As video games have become more and more realistic over the past few decades, we are quickly approaching the dream of the movie Tron: to be able to actually physically exist within our games, to bring a new level of immediacy to the act of playing.

Improvements in graphics have made this partly possible; innovative systems like the Oculus Rift gaming headset, which you wear over your eyes to plunge yourself into those graphics, have inched us even closer. But with the Oculus Rift, you still have to be sitting down as your character moves, so you don't get the full out-of-body experience you might want with virtual reality.

A wild new concept from developer Aaron Rasmussen appears to take this idea to the next level. It's called Atlas, and it uses Oculus Rift, an iPhone and motion tracking sensors to allow you to insert yourself into the game you are playing, mapping the environment of a video game into the physical space you are inhabiting.

So, for example, you can turn a basketball court into a war zone, or your living room into Super Mario World. Wherever you walk in the real world, your character walks in the game; and looking through the lens of Rift, you sense that you really are the character moving about in the level.
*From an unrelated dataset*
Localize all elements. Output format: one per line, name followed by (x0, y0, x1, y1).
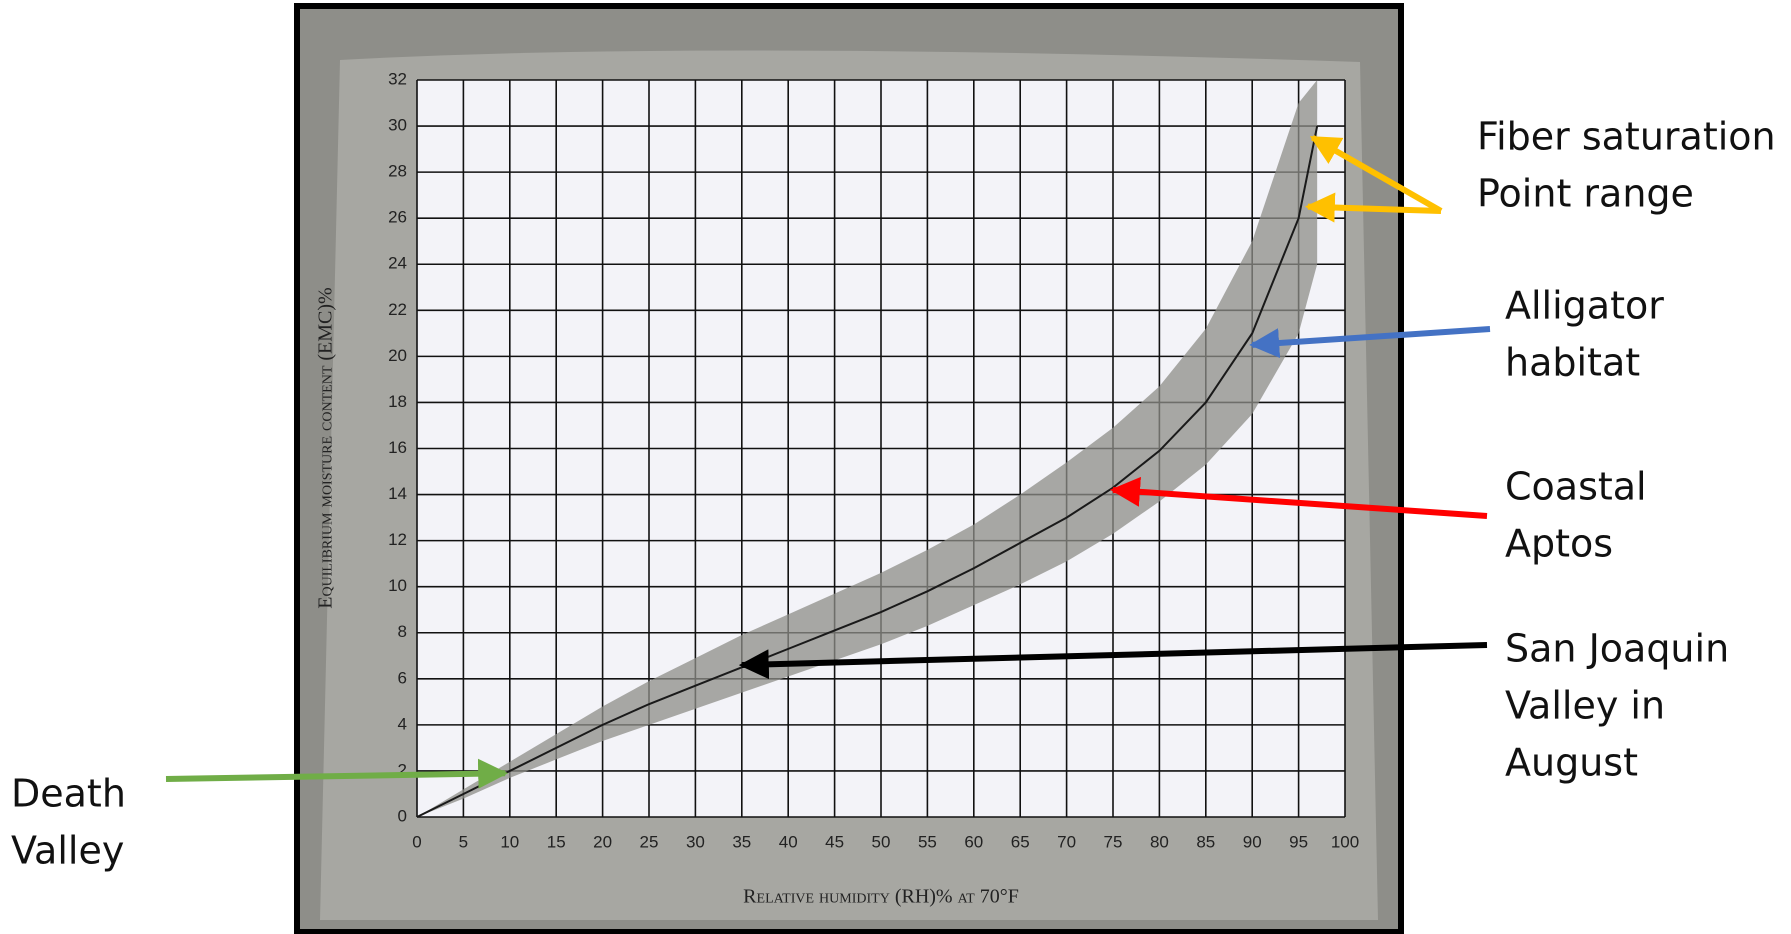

The potential shortcomings are fairly obvious: Not everyone has a large enough open space to lay down 20 markers, nor access to a private basketball or tennis court on which to run around freely within a video game. And, too, it would take a pretty intense gamer to lay these markers down in public, slap a headset on their face and run around with a toy gun for all to see. You already look pretty goofy just sitting down while operating an Oculus Rift; imagine traipsing around a public park wearing one. 

And if you're not comfortable with the outdoors experience, and you happen to own a home with a large indoor space, there is another obstacle: walls. But Rasmussen rejects that concern. First, he says, game developers will be able to warn players when they are getting close to the walls within the game itself; the room mapping allows for that. And second, "What we found amazing when letting friends try the system is they are very resistant to the idea of walking through even virtual walls. Your brain has spent many years learning that walking through walls is a bad idea, which is why this sort of system can be so much fun."